David Benton has been named a member of the New Zealand Order of Merit for services to addiction support and treatment
Yes, the award is an honour, and I am very grateful to those who sponsored me.
My regret is that my wife Michael Ann is not alive to share in it. She was an inspiration and my companion in this work over 30 years. She and I started Hanmer Clinic 20 years ago.
When I was a young boy my vision of an alcoholic was a drunk man (a once famous all Black) falling over his bike (“Poor so ’n so” my mother said; “He’s an alcoholic”) – and later in early adolescence it was of the winos with their paper bags hanging around the Basin Reserve in Wellington.
But my own personal experience of addiction and recovery, and then my subsequent experience over 30 years working in the addiction treatment field in the United States and New Zealand has shown me that alcoholism and addiction is no respecter of rank, title, or station in life. It is in every strata of our society.
Addiction is a dreadful condition to live with. Even in its milder forms it is toxic, and in its more advanced form it is destructive for those who have it, and for those who live with those who have it.
Obviously, addiction does not occur in isolation – mental health, physical health and social problems often coexist with addiction.
And addiction is often a ‘chronic and relapsing’ condition, which means that people can require multiple treatment episodes.
So our vision in setting up the Hanmer Clinic was to provide a place where people are treated with compassion and respect, and where there is ongoing support over the sometimes lengthy process of recovery.
At times in the last days of alcohol or drug use, and especially when detoxing, anxiety, depression, and social phobia are acute.
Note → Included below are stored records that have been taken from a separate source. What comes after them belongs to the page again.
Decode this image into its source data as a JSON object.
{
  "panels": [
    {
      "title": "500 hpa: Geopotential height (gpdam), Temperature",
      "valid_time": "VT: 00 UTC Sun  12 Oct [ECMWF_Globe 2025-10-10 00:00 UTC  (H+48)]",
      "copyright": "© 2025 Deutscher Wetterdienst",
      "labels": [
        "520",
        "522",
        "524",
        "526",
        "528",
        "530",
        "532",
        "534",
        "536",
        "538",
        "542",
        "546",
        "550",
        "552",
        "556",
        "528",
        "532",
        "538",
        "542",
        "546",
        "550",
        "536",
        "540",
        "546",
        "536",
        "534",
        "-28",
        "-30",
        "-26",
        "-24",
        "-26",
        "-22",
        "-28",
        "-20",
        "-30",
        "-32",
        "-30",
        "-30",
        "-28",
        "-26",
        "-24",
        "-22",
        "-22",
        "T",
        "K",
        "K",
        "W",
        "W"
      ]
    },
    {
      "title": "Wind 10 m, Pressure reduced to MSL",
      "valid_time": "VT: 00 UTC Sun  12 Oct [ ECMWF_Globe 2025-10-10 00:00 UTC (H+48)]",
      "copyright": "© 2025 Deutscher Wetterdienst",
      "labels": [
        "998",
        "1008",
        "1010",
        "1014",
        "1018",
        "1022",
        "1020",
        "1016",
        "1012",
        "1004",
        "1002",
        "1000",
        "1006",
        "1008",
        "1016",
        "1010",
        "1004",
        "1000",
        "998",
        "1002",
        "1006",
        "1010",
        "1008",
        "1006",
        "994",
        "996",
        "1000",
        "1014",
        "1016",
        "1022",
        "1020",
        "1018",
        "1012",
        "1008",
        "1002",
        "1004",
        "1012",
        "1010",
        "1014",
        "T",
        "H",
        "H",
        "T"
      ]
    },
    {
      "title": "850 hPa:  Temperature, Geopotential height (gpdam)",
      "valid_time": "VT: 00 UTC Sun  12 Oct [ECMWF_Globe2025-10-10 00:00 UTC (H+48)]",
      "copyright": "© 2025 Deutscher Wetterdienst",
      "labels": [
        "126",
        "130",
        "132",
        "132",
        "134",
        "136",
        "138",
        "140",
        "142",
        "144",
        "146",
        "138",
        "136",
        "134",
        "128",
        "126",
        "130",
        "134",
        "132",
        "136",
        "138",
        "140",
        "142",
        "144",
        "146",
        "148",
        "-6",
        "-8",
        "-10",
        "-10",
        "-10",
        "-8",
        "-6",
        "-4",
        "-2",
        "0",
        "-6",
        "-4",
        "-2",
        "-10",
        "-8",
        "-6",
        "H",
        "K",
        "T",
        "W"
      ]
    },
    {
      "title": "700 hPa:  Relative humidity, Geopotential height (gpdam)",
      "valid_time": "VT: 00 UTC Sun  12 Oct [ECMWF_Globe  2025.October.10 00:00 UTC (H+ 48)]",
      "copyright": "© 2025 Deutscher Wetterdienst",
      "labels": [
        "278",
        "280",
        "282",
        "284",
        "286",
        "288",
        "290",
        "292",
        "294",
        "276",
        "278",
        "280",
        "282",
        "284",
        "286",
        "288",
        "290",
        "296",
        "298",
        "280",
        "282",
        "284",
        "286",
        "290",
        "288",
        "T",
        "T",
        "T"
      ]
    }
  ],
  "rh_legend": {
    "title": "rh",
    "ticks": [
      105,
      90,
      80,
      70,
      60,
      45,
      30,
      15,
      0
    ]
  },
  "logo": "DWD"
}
As one Hanmer Clinic client said, “When I stop using, I have all these feelings and I don’t know how to deal with them”. This is an important treatment focus – “there is more to stopping using than stopping using”.
I can’t speak highly enough of all the staff at Hanmer, past and present, who do such wonderful work. I wish them all well in the days ahead, and I am content this great work is in good hands.
Working in the addiction treatment field has been endlessly fascinating, challenging, and rewarding. I have loved my work, and I’m proud and glad that the work of addiction treatment is being increasingly recognised.
I also would like to honour the large numbers of people who have attended the Hanmer Programmes and made it into recovery, often having to exert a significant amount of courage and persistence. That courage and persistence is humbling and inspiring, and is matched by those many in the wider community who embrace recovery and are happy to help others.
So to all our Hanmer clients – friends – I have a final word.
I wish each and every one of you well. As they say in 12 Step groups – “Don’t give up before you experience the miracle”. I hope you are all able to enjoy the fruits of recovery on an ever-increasing basis.
Recovery does not excuse us from life, and life is not always great. But recovery gives us the tools, the means, the power, the energy, and the will to endure the valleys and enjoy the peaks.